On the other hand, considering her subsequent behavior, it’s probably good that she didn’t do that. I doubt she’d have gotten anything but a long, long line of excuses. If she’d asked first, I don’t think she’d have ever seen her money again.

Ah, but avabeth, we don’t have the whole story about the communication between the husband and wife. For all we know, she did record the check and the deposit of the CD, believing her spouse had sent the requisit forms to the bank, thereby not having any reason to believe she needed to forewarn StarvingButStrong. It may very well be that she only learned of her husband’s negligence upon receiving the bounced check notices from the bank.

astro, people are insane when it comes to dealing with money. Years ago I wanted to order a mattress set but had no credit card to use for a phone order. A friend let me use her card. As soon as the order was completed I gave her a check to cover the mattresses, tax, delivery and estimated interest. A month later I hear she had been bitching about not having enough money to pay her credit card bill and IT WAS ALL MY FAULT. Yes, my fault, because of the many hundreds of dollars I had charged to her account.
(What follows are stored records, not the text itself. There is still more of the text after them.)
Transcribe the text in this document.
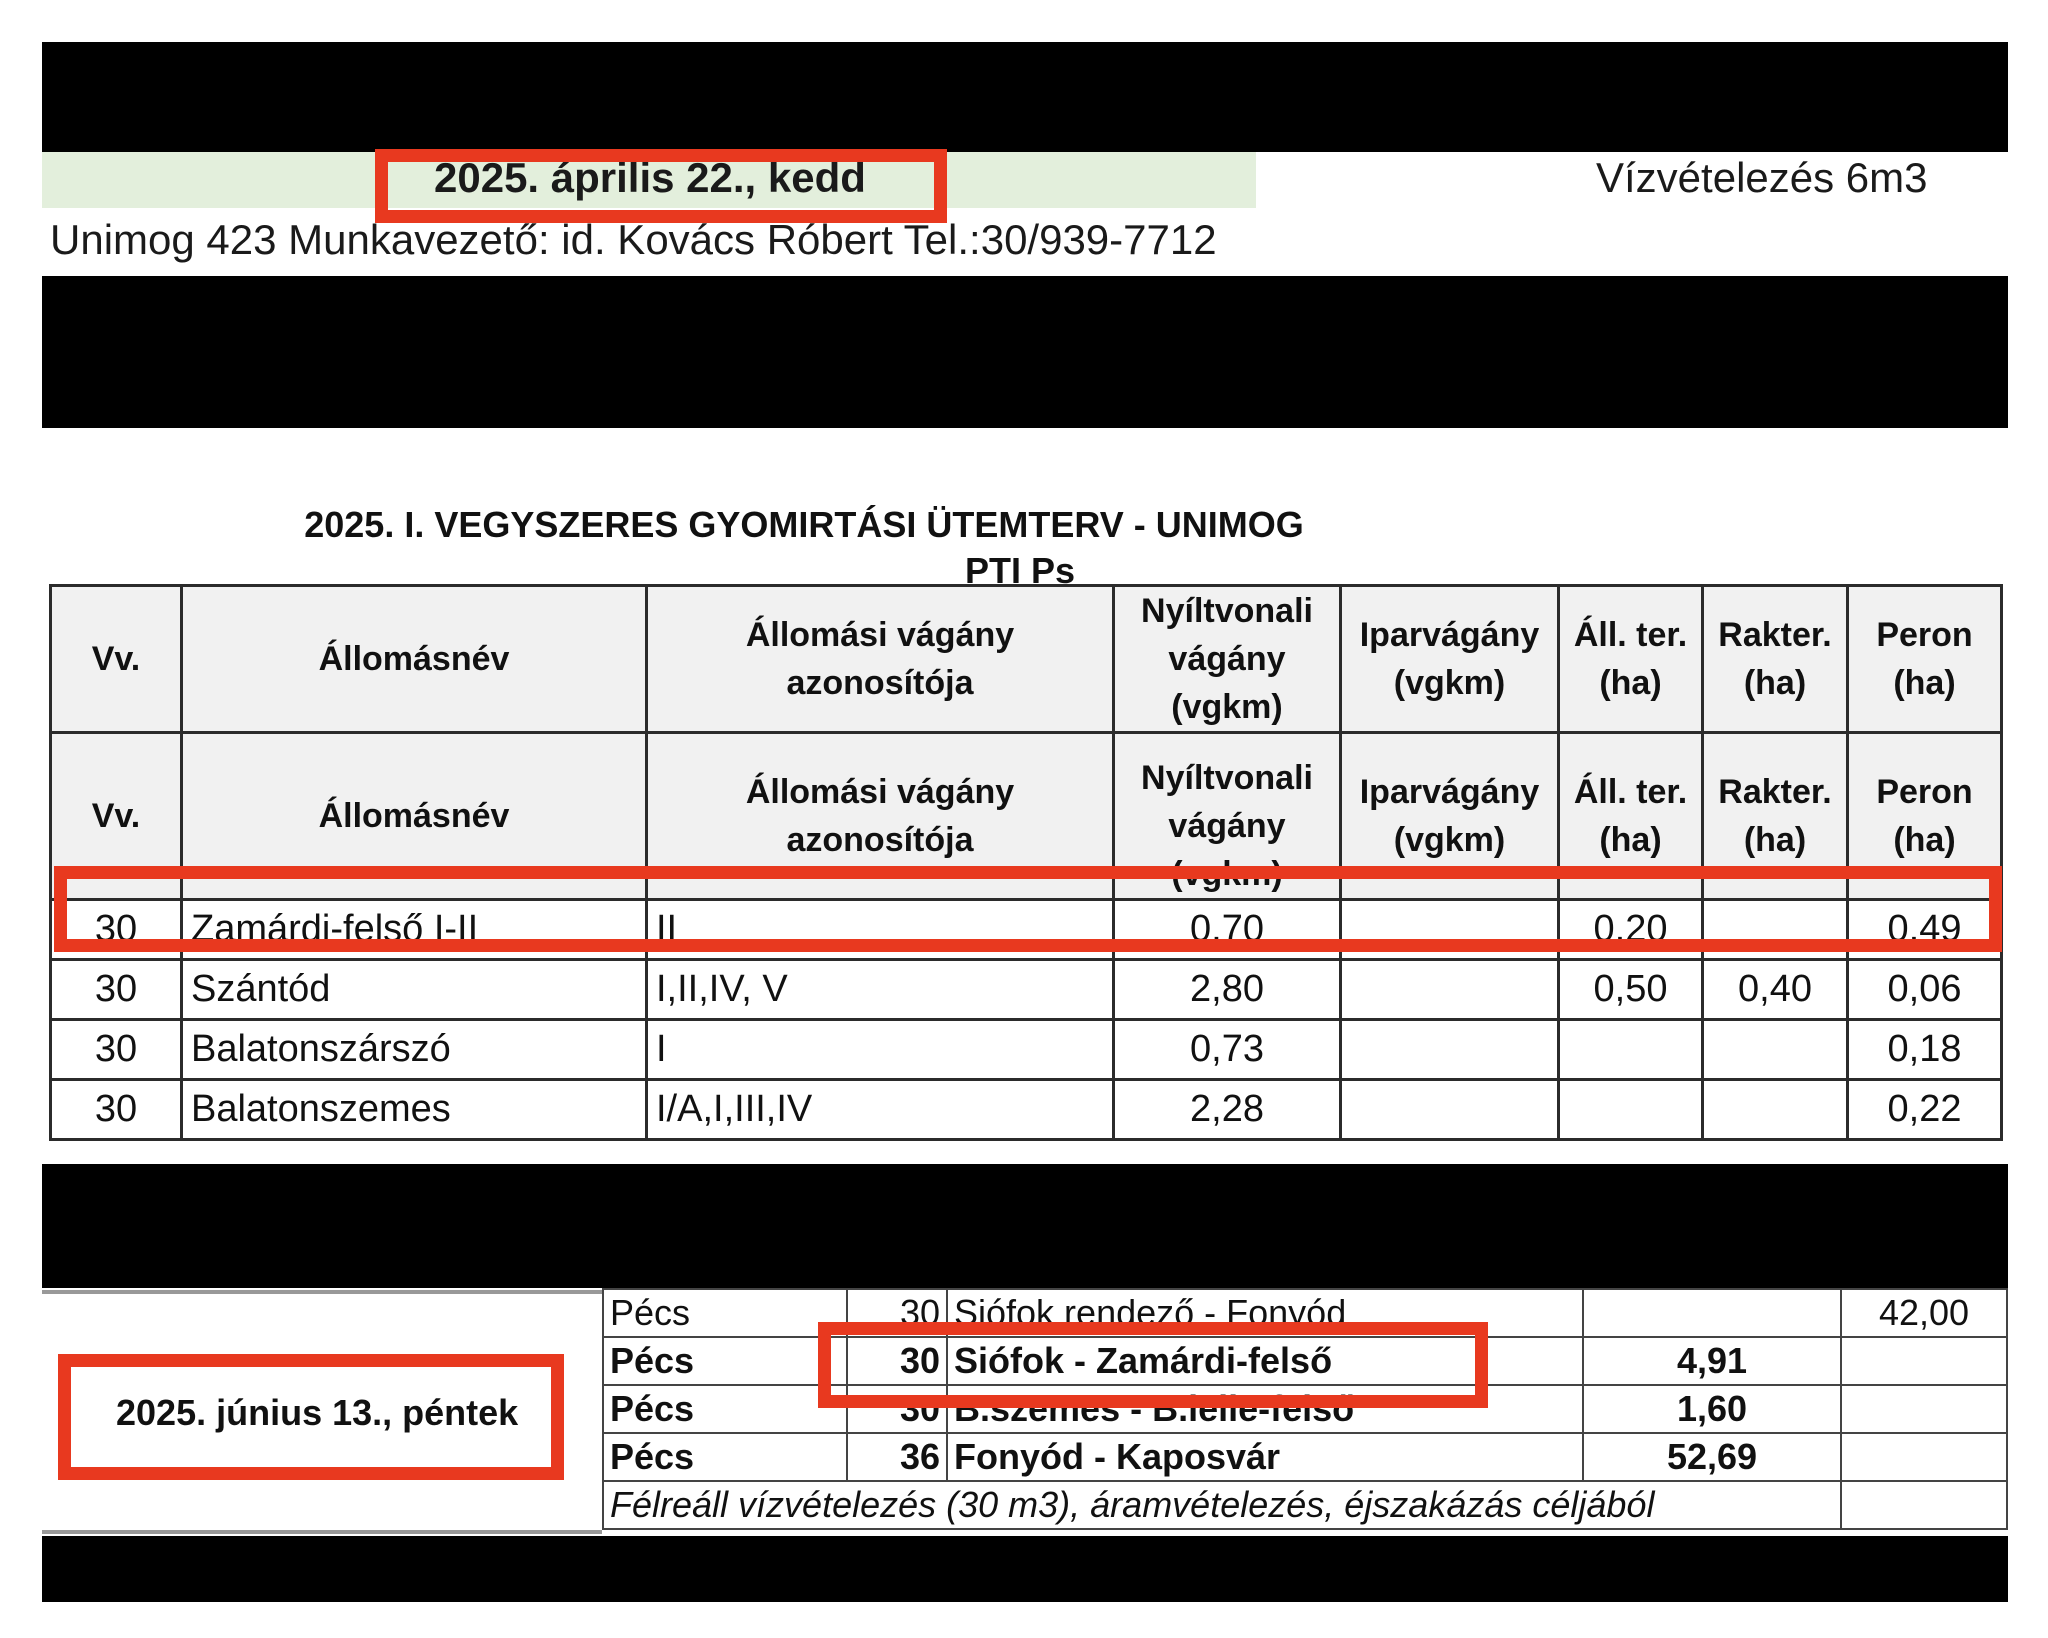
2025. április 22., kedd	Vízvételezés 6m3
Unimog 423 Munkavezető: id. Kovács Róbert Tel.:30/939-7712
2025. I. VEGYSZERES GYOMIRTÁSI ÜTEMTERV - UNIMOG
PTI Ps
Vv.	Állomásnév	Állomási vágány azonosítója	Nyíltvonali vágány (vgkm)	Iparvágány (vgkm)	Áll. ter. (ha)	Rakter. (ha)	Peron (ha)
Vv.	Állomásnév	Állomási vágány azonosítója	Nyíltvonali vágány (vgkm)	Iparvágány (vgkm)	Áll. ter. (ha)	Rakter. (ha)	Peron (ha)
30	Zamárdi-felső I-II	II	0,70		0,20		0,49
30	Szántód	I,II,IV, V	2,80		0,50	0,40	0,06
30	Balatonszárszó	I	0,73				0,18
30	Balatonszemes	I/A,I,III,IV	2,28				0,22
Pécs	30	Siófok rendező - Fonyód		42,00
Pécs	30	Siófok - Zamárdi-felső	4,91	
Pécs	30	B.szemes - B.lelle-felső	1,60	
Pécs	36	Fonyód - Kaposvár	52,69	
Félreáll vízvételezés (30 m3), áramvételezés, éjszakázás céljából				
2025. június 13., péntek
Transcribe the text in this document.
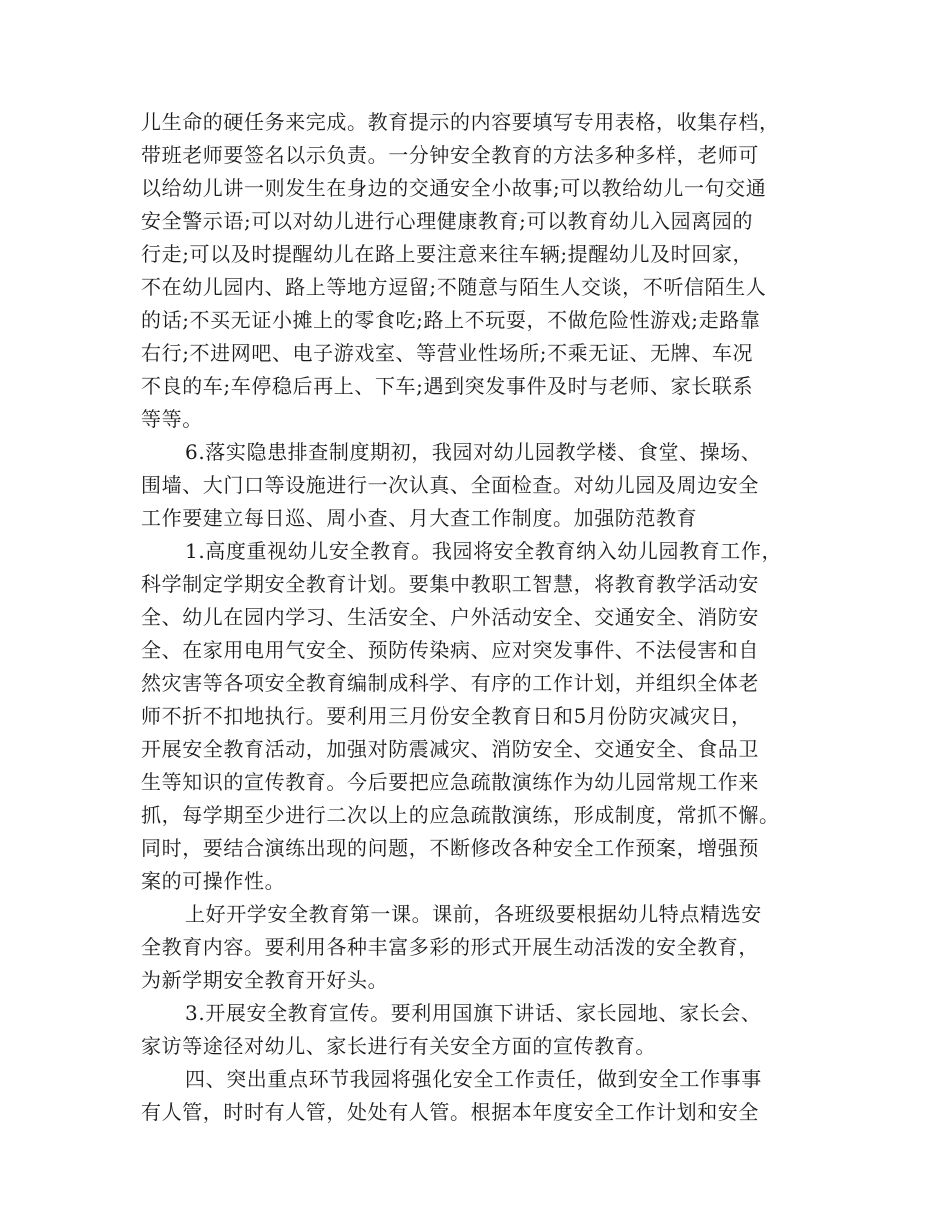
儿生命的硬任务来完成。教育提示的内容要填写专用表格，收集存档，
带班老师要签名以示负责。一分钟安全教育的方法多种多样，老师可
以给幼儿讲一则发生在身边的交通安全小故事;可以教给幼儿一句交通
安全警示语;可以对幼儿进行心理健康教育;可以教育幼儿入园离园的
行走;可以及时提醒幼儿在路上要注意来往车辆;提醒幼儿及时回家，
不在幼儿园内、路上等地方逗留;不随意与陌生人交谈，不听信陌生人
的话;不买无证小摊上的零食吃;路上不玩耍，不做危险性游戏;走路靠
右行;不进网吧、电子游戏室、等营业性场所;不乘无证、无牌、车况
不良的车;车停稳后再上、下车;遇到突发事件及时与老师、家长联系
等等。
6.落实隐患排查制度期初，我园对幼儿园教学楼、食堂、操场、
围墙、大门口等设施进行一次认真、全面检查。对幼儿园及周边安全
工作要建立每日巡、周小查、月大查工作制度。加强防范教育
1.高度重视幼儿安全教育。我园将安全教育纳入幼儿园教育工作，
科学制定学期安全教育计划。要集中教职工智慧，将教育教学活动安
全、幼儿在园内学习、生活安全、户外活动安全、交通安全、消防安
全、在家用电用气安全、预防传染病、应对突发事件、不法侵害和自
然灾害等各项安全教育编制成科学、有序的工作计划，并组织全体老
师不折不扣地执行。要利用三月份安全教育日和5月份防灾减灾日，
开展安全教育活动，加强对防震减灾、消防安全、交通安全、食品卫
生等知识的宣传教育。今后要把应急疏散演练作为幼儿园常规工作来
抓，每学期至少进行二次以上的应急疏散演练，形成制度，常抓不懈。
同时，要结合演练出现的问题，不断修改各种安全工作预案，增强预
案的可操作性。
上好开学安全教育第一课。课前，各班级要根据幼儿特点精选安
全教育内容。要利用各种丰富多彩的形式开展生动活泼的安全教育，
为新学期安全教育开好头。
3.开展安全教育宣传。要利用国旗下讲话、家长园地、家长会、
家访等途径对幼儿、家长进行有关安全方面的宣传教育。
四、突出重点环节我园将强化安全工作责任，做到安全工作事事
有人管，时时有人管，处处有人管。根据本年度安全工作计划和安全
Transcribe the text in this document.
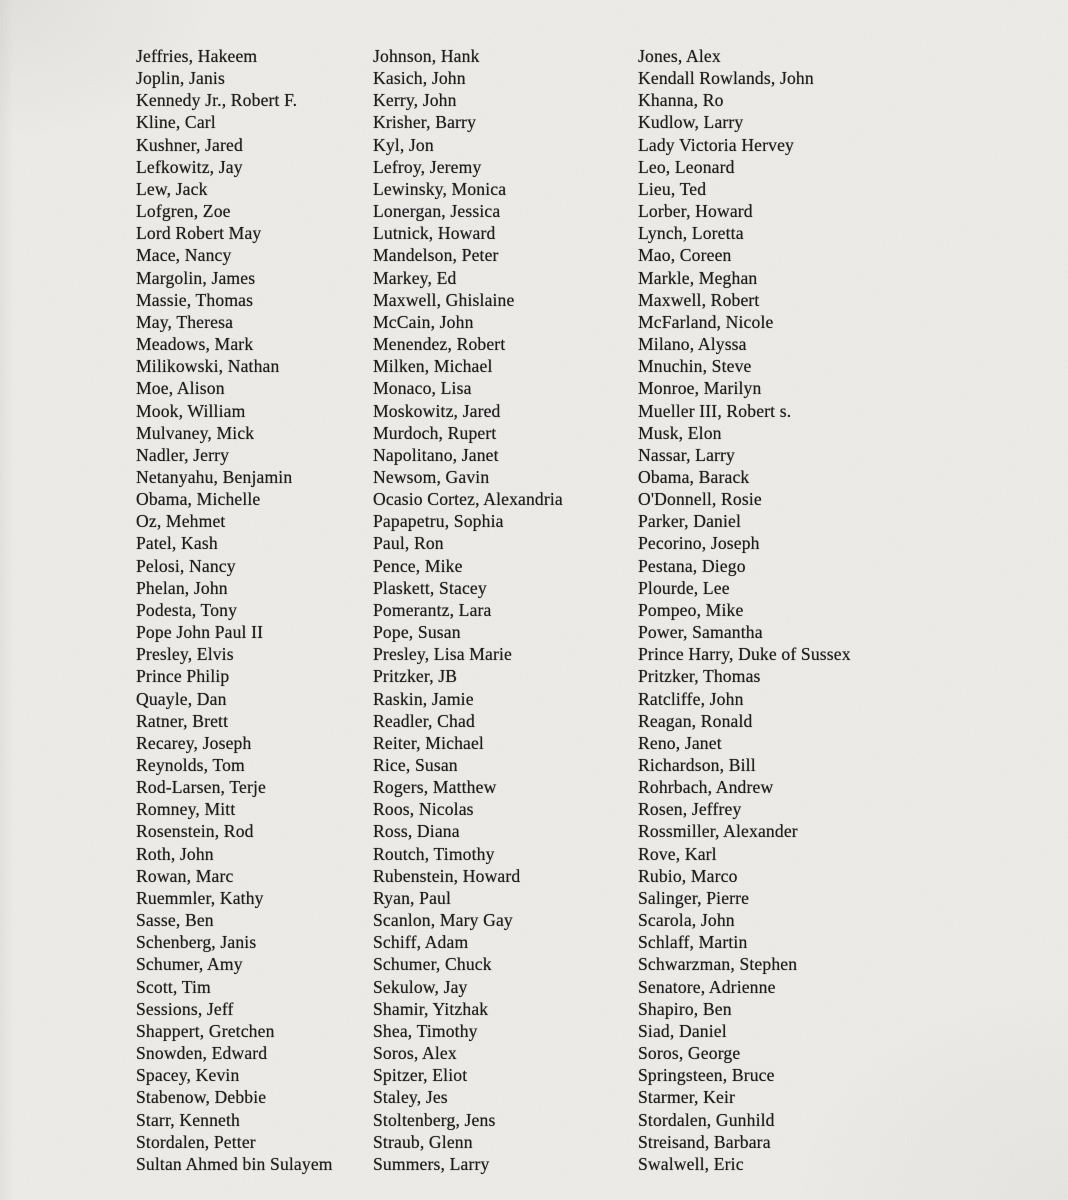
Jeffries, Hakeem
Joplin, Janis
Kennedy Jr., Robert F.
Kline, Carl
Kushner, Jared
Lefkowitz, Jay
Lew, Jack
Lofgren, Zoe
Lord Robert May
Mace, Nancy
Margolin, James
Massie, Thomas
May, Theresa
Meadows, Mark
Milikowski, Nathan
Moe, Alison
Mook, William
Mulvaney, Mick
Nadler, Jerry
Netanyahu, Benjamin
Obama, Michelle
Oz, Mehmet
Patel, Kash
Pelosi, Nancy
Phelan, John
Podesta, Tony
Pope John Paul II
Presley, Elvis
Prince Philip
Quayle, Dan
Ratner, Brett
Recarey, Joseph
Reynolds, Tom
Rod-Larsen, Terje
Romney, Mitt
Rosenstein, Rod
Roth, John
Rowan, Marc
Ruemmler, Kathy
Sasse, Ben
Schenberg, Janis
Schumer, Amy
Scott, Tim
Sessions, Jeff
Shappert, Gretchen
Snowden, Edward
Spacey, Kevin
Stabenow, Debbie
Starr, Kenneth
Stordalen, Petter
Sultan Ahmed bin Sulayem
Johnson, Hank
Kasich, John
Kerry, John
Krisher, Barry
Kyl, Jon
Lefroy, Jeremy
Lewinsky, Monica
Lonergan, Jessica
Lutnick, Howard
Mandelson, Peter
Markey, Ed
Maxwell, Ghislaine
McCain, John
Menendez, Robert
Milken, Michael
Monaco, Lisa
Moskowitz, Jared
Murdoch, Rupert
Napolitano, Janet
Newsom, Gavin
Ocasio Cortez, Alexandria
Papapetru, Sophia
Paul, Ron
Pence, Mike
Plaskett, Stacey
Pomerantz, Lara
Pope, Susan
Presley, Lisa Marie
Pritzker, JB
Raskin, Jamie
Readler, Chad
Reiter, Michael
Rice, Susan
Rogers, Matthew
Roos, Nicolas
Ross, Diana
Routch, Timothy
Rubenstein, Howard
Ryan, Paul
Scanlon, Mary Gay
Schiff, Adam
Schumer, Chuck
Sekulow, Jay
Shamir, Yitzhak
Shea, Timothy
Soros, Alex
Spitzer, Eliot
Staley, Jes
Stoltenberg, Jens
Straub, Glenn
Summers, Larry
Jones, Alex
Kendall Rowlands, John
Khanna, Ro
Kudlow, Larry
Lady Victoria Hervey
Leo, Leonard
Lieu, Ted
Lorber, Howard
Lynch, Loretta
Mao, Coreen
Markle, Meghan
Maxwell, Robert
McFarland, Nicole
Milano, Alyssa
Mnuchin, Steve
Monroe, Marilyn
Mueller III, Robert s.
Musk, Elon
Nassar, Larry
Obama, Barack
O'Donnell, Rosie
Parker, Daniel
Pecorino, Joseph
Pestana, Diego
Plourde, Lee
Pompeo, Mike
Power, Samantha
Prince Harry, Duke of Sussex
Pritzker, Thomas
Ratcliffe, John
Reagan, Ronald
Reno, Janet
Richardson, Bill
Rohrbach, Andrew
Rosen, Jeffrey
Rossmiller, Alexander
Rove, Karl
Rubio, Marco
Salinger, Pierre
Scarola, John
Schlaff, Martin
Schwarzman, Stephen
Senatore, Adrienne
Shapiro, Ben
Siad, Daniel
Soros, George
Springsteen, Bruce
Starmer, Keir
Stordalen, Gunhild
Streisand, Barbara
Swalwell, Eric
Never mind that I had paid her the day I used the card. She had spent every penny of the money on other things. That was my fault, too.

Yes, you’re absolutely right. But that still doesn’t change the fact that the dispute should have been between co-worker and her husband. StarvingButStrong isn’t responsible for the lack of communication between those two.

I feel sorry for the co-worker, but it’s her own fault for not checking with her husband before the check came due, and realizing that she needed to fix the situation.

Ava

The money was supposed to have come from CD interest, or decreased CD amount when renewed, and instead the husband rolled the entire CD over. They have a CD, so we’re not talking about the destitute poor here.

Whassa’ problem? CD’s are the best security in the world. All borrower or husband has to do is go to the bank and borrow against the amount of the CD to square things up.

The bounced check charges are their penalty for poor accounting/financial planning.

StarvingButStrong has had the misfortune of dealing with two total ingrates, IMHO.

As Shakespeare said, Neither a borrower, nor a lender be.

I wouldn’t be too concerned, SbS. Given her rather churlish behavior, I have to wonder if your co-worker’s husband really “forgot” to not roll over the CD. I think she decided she would pay you back $100 here, $100 there, a sob story here, and a convenient excuse there and the original loan becomes a gift.

OTOH, I would have “reminded” her that I would be depositing the check.

Appalling planning by the coworker. It is really stupid to buy a 20,000 CD and keep nothing in the bank for emergencies. However, if I was dumb enough to find myself in that situation, I would still cash in the CD rather than borrow money from an acquaintance.